If you quote, your business is on quoting. You should get about five out of 10 of those jobs. That means your pricing is probably about right for your current market, you know. So, we come back to the scene, kind of go, well, when it comes to experience, you know, that whole thing is coming to its element now. Whereas I go, okay, well, I want to go somewhere. And I’m that kind of customer that will look for the most expensive. And I expect great service. I expect, you know, I expect great dental work, sure, but I expect the whole thing to be great.
Because we lose customers, not over big things, we lose customers over little things. And the same way we attract the right end of town over the little things. And the little things are the, you know, the smell, the cleanliness, the friendliness, the follow up, the, you know, the detail, the interest, the remembering, the engagement, the, you know, all of those kinds of things that all come into play. And it takes a mental shift to start thinking about that stuff. Cause we all think that we- what we’re selling, I’m a dentist.
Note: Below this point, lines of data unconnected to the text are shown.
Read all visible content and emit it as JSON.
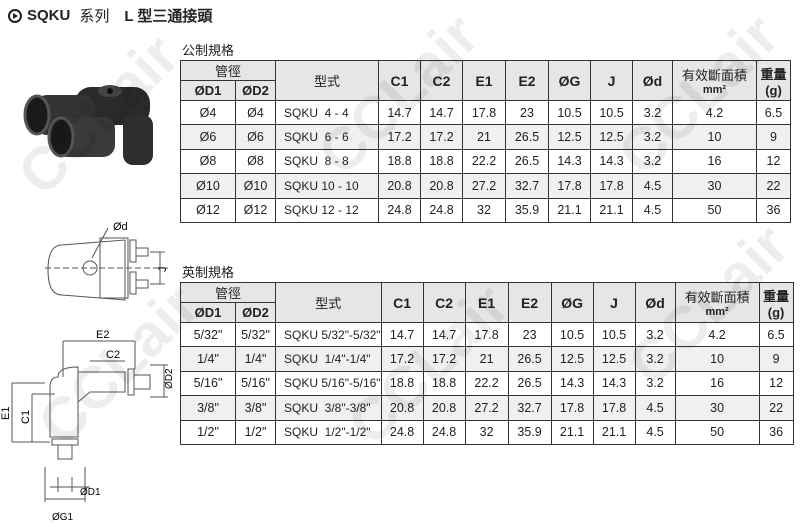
{
  "title": {
    "series": "SQKU",
    "series_label": "系列",
    "type": "L 型三通接頭"
  },
  "watermark": "CCLair",
  "headers": {
    "tube": "管徑",
    "d1": "ØD1",
    "d2": "ØD2",
    "model": "型式",
    "c1": "C1",
    "c2": "C2",
    "e1": "E1",
    "e2": "E2",
    "g": "ØG",
    "j": "J",
    "d": "Ød",
    "area": "有效斷面積",
    "area_unit": "mm²",
    "weight": "重量",
    "weight_unit": "(g)"
  },
  "metric": {
    "caption": "公制規格",
    "rows": [
      [
        "Ø4",
        "Ø4",
        "SQKU  4 - 4",
        "14.7",
        "14.7",
        "17.8",
        "23",
        "10.5",
        "10.5",
        "3.2",
        "4.2",
        "6.5"
      ],
      [
        "Ø6",
        "Ø6",
        "SQKU  6 - 6",
        "17.2",
        "17.2",
        "21",
        "26.5",
        "12.5",
        "12.5",
        "3.2",
        "10",
        "9"
      ],
      [
        "Ø8",
        "Ø8",
        "SQKU  8 - 8",
        "18.8",
        "18.8",
        "22.2",
        "26.5",
        "14.3",
        "14.3",
        "3.2",
        "16",
        "12"
      ],
      [
        "Ø10",
        "Ø10",
        "SQKU 10 - 10",
        "20.8",
        "20.8",
        "27.2",
        "32.7",
        "17.8",
        "17.8",
        "4.5",
        "30",
        "22"
      ],
      [
        "Ø12",
        "Ø12",
        "SQKU 12 - 12",
        "24.8",
        "24.8",
        "32",
        "35.9",
        "21.1",
        "21.1",
        "4.5",
        "50",
        "36"
      ]
    ]
  },
  "imperial": {
    "caption": "英制規格",
    "rows": [
      [
        "5/32\"",
        "5/32\"",
        "SQKU 5/32\"-5/32\"",
        "14.7",
        "14.7",
        "17.8",
        "23",
        "10.5",
        "10.5",
        "3.2",
        "4.2",
        "6.5"
      ],
      [
        "1/4\"",
        "1/4\"",
        "SQKU  1/4\"-1/4\"",
        "17.2",
        "17.2",
        "21",
        "26.5",
        "12.5",
        "12.5",
        "3.2",
        "10",
        "9"
      ],
      [
        "5/16\"",
        "5/16\"",
        "SQKU 5/16\"-5/16\"",
        "18.8",
        "18.8",
        "22.2",
        "26.5",
        "14.3",
        "14.3",
        "3.2",
        "16",
        "12"
      ],
      [
        "3/8\"",
        "3/8\"",
        "SQKU  3/8\"-3/8\"",
        "20.8",
        "20.8",
        "27.2",
        "32.7",
        "17.8",
        "17.8",
        "4.5",
        "30",
        "22"
      ],
      [
        "1/2\"",
        "1/2\"",
        "SQKU  1/2\"-1/2\"",
        "24.8",
        "24.8",
        "32",
        "35.9",
        "21.1",
        "21.1",
        "4.5",
        "50",
        "36"
      ]
    ]
  },
  "diagram": {
    "d": "Ød",
    "j": "J",
    "e2": "E2",
    "c2": "C2",
    "d2": "ØD2",
    "e1": "E1",
    "c1": "C1",
    "d1": "ØD1",
    "g1": "ØG1"
  }
}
People come here because I do the best fillings, as you rightly pointed out before. Who knows? I don’t know what a good filling are, I’m not going to be looking at them. You know, like, I’ve got no idea of what, you know, what does that even mean? So really most of my formulation of ideas and thinking will come around, is it going to hurt? You know? And what’s the rest of it like? Do I walk in and do I feel welcome? Do I feel engaged? Do people remember my name? Do they, you know, whatever it might be, all of those touch, touch, touch points come into play.